Ryanair slashes flights as second wave engulfs Europe

Ryanair

Ryanair is going into hibernation for the winter, operating just two in five of its scheduled services as the second wave of the pandemic envelops the European economy.

Job losses were inevitable, Europe’s busiest airline said. It carried 150 million passengers a year on short-haul services before the pandemic, with its trademark lack of in-flight hospitality, but said it would be cutting the schedule from 60 per cent to 40 per cent through to March.

The decision is effectively a running-up of the white flag by Michael O’Leary, Ryanair’s outspoken chief executive, who during the initial lockdowns and fleet grounding in the spring confidently targeted flying 100 million passengers this year on a schedule running at 80 per cent capacity. He has now said he is aiming to break even and minimise cash burn by carrying 38 million passengers on a winter flight schedule running at 40 per cent, with planes operating 70 per cent full compared with the 90 per cent-plus it ordinarily targets.
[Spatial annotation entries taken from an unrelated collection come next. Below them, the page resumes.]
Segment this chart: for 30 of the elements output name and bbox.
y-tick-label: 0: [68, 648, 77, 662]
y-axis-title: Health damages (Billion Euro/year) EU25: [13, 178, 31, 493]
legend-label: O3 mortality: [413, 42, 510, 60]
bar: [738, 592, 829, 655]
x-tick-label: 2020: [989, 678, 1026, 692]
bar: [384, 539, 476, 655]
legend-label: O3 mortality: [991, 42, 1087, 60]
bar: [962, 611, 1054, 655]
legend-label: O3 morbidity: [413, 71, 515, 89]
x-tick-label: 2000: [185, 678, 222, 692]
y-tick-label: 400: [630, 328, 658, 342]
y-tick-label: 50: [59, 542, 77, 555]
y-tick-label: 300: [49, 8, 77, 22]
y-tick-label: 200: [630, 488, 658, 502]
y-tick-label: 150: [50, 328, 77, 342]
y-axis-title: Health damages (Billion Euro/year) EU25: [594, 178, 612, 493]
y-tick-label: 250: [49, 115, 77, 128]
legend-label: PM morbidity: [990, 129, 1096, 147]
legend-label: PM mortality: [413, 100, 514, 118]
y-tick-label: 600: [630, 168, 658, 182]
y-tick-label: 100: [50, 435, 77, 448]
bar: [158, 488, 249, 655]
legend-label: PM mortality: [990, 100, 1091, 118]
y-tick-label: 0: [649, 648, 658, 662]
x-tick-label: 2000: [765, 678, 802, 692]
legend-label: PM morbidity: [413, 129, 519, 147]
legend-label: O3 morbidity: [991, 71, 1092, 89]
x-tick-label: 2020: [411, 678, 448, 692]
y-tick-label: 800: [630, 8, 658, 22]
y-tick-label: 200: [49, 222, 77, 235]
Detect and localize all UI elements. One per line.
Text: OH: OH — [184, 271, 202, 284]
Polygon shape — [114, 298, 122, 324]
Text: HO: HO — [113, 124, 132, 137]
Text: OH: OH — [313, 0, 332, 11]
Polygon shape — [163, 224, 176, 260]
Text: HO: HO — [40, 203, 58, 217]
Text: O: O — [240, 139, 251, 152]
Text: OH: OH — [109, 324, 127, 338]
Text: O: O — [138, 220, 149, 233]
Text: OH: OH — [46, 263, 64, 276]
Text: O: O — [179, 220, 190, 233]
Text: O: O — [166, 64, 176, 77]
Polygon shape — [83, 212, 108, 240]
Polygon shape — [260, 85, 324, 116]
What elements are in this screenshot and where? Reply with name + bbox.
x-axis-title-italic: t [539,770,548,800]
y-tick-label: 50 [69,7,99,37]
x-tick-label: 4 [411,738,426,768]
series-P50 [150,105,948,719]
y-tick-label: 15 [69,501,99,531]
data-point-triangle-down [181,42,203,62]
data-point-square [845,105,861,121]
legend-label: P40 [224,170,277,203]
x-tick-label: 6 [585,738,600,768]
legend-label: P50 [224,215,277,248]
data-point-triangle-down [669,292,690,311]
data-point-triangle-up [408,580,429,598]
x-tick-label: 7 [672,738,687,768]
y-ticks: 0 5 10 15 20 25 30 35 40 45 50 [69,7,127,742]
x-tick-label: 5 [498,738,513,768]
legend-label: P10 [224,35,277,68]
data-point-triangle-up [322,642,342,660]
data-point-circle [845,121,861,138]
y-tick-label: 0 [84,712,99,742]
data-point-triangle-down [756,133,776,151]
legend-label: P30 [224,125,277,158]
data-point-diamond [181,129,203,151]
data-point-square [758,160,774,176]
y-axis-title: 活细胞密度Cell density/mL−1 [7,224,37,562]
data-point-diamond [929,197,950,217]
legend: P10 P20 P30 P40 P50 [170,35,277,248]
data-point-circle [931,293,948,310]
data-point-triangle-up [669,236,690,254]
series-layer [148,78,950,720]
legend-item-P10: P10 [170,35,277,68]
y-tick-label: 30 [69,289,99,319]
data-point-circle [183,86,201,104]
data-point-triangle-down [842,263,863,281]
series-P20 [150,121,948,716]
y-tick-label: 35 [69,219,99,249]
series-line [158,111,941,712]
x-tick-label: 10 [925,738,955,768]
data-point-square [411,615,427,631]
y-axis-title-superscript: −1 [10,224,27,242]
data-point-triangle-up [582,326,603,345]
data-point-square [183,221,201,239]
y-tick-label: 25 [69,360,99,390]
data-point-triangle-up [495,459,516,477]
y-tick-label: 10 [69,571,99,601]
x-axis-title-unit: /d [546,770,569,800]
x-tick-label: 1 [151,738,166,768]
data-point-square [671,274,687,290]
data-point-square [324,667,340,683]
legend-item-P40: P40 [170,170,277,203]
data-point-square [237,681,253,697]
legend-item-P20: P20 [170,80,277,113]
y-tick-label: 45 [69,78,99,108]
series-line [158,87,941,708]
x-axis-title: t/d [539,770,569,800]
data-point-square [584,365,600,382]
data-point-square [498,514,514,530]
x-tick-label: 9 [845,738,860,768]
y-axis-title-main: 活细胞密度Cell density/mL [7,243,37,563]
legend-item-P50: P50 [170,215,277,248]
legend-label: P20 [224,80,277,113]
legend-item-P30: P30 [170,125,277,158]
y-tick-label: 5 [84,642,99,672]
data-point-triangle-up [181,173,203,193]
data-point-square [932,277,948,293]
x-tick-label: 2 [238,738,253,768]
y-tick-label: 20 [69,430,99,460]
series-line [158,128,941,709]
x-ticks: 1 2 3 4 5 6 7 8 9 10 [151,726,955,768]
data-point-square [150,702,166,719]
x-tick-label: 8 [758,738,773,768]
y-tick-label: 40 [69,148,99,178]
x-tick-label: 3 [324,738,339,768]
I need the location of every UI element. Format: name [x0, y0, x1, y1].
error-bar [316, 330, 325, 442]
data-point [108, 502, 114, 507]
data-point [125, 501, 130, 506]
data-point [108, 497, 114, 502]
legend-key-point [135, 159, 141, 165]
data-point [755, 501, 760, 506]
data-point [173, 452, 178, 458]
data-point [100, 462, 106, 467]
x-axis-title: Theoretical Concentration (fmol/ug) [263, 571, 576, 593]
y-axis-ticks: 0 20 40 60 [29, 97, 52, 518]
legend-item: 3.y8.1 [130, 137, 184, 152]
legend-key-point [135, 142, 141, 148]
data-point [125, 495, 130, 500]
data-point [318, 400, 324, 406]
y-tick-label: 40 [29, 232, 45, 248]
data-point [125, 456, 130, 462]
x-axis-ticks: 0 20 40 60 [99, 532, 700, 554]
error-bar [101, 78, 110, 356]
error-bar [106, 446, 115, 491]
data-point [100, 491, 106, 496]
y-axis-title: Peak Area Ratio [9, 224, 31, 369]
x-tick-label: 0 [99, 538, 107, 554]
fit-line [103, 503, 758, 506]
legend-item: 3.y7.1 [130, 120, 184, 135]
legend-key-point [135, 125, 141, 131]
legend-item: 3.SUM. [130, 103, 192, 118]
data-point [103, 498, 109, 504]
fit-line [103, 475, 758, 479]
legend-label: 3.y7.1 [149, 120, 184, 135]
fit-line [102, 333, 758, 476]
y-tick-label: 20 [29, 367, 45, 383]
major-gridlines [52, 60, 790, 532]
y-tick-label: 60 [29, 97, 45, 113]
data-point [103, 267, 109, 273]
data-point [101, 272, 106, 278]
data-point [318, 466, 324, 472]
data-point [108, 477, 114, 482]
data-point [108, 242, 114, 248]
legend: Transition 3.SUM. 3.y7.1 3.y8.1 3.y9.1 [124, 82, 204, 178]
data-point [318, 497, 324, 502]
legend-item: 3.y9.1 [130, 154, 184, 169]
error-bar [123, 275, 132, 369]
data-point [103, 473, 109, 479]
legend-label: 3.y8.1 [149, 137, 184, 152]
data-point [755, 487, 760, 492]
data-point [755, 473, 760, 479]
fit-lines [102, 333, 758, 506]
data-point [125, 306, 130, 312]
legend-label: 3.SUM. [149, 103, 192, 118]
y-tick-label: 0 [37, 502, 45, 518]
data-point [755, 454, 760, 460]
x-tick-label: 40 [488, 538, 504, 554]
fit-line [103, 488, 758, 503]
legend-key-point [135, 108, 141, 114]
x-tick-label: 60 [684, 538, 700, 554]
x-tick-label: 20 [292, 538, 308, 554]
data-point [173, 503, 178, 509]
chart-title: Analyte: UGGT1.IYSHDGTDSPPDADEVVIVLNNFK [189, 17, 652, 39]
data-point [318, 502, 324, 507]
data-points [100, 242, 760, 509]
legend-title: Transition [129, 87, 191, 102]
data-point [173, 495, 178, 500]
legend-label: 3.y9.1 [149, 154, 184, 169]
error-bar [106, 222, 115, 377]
“These winter schedule cuts have been forced upon us by government mismanagement of European Union air travel,” he said. He added that Ryanair’s capacity could be “further revised downwards if EU governments continue to mismanage air travel and impose more lockdowns this winter”.

Its main rival at the budget end of the European short-haul market, Easyjet, has said it has cut capacity to 25 per cent through to the turn of the year after reporting that it expects to have lost at least £1.25 billion in its financial year to the end of September.

Mr O’Leary urged member states of the EU to act as one in adapting the European Commission’s proposed air travel “traffic light system”, which envisages unrestricted travel between countries and regions where there are fewer than 50 cases of Covid-19 per 100,000 people. Ad hoc restrictions between countries had, Ryanair said, caused forward bookings to weaken.

It said its capacity-cut would be affected by continuing to run as much as 65 per cent of its routes but with reduced frequencies. Aircraft are being withdrawn altogether from its two west of Ireland bases at Cork and Shannon and also from Toulouse in southern France, with other aircraft being mothballed across Belgium, Germany, Spain, Portugal and Austria.

Ryanair said at the outset of the pandemic that it expected to make 3,000 people redundant. That figure was revised downwards as pilots and crew accepted pay cuts and unpaid leave during the summer, but it will now rise again.

“It is inevitable,” Mr O’Leary said, “given the scale of these cutbacks that we will be implementing more unpaid leave and job sharing this winter in those bases where we have agreed reduced working time and pay.

“This is a better short-term outcome than mass job losses. There will regrettably be more redundancies at those small number of cabin crew bases where we have still not secured agreement on working time and pay cuts.”

Having halved from its early 2020 high of more than €16 each, Ryanair stock had clawed its way back to nearly €13. Shares closed last night down 4.3 per cent at €11.77.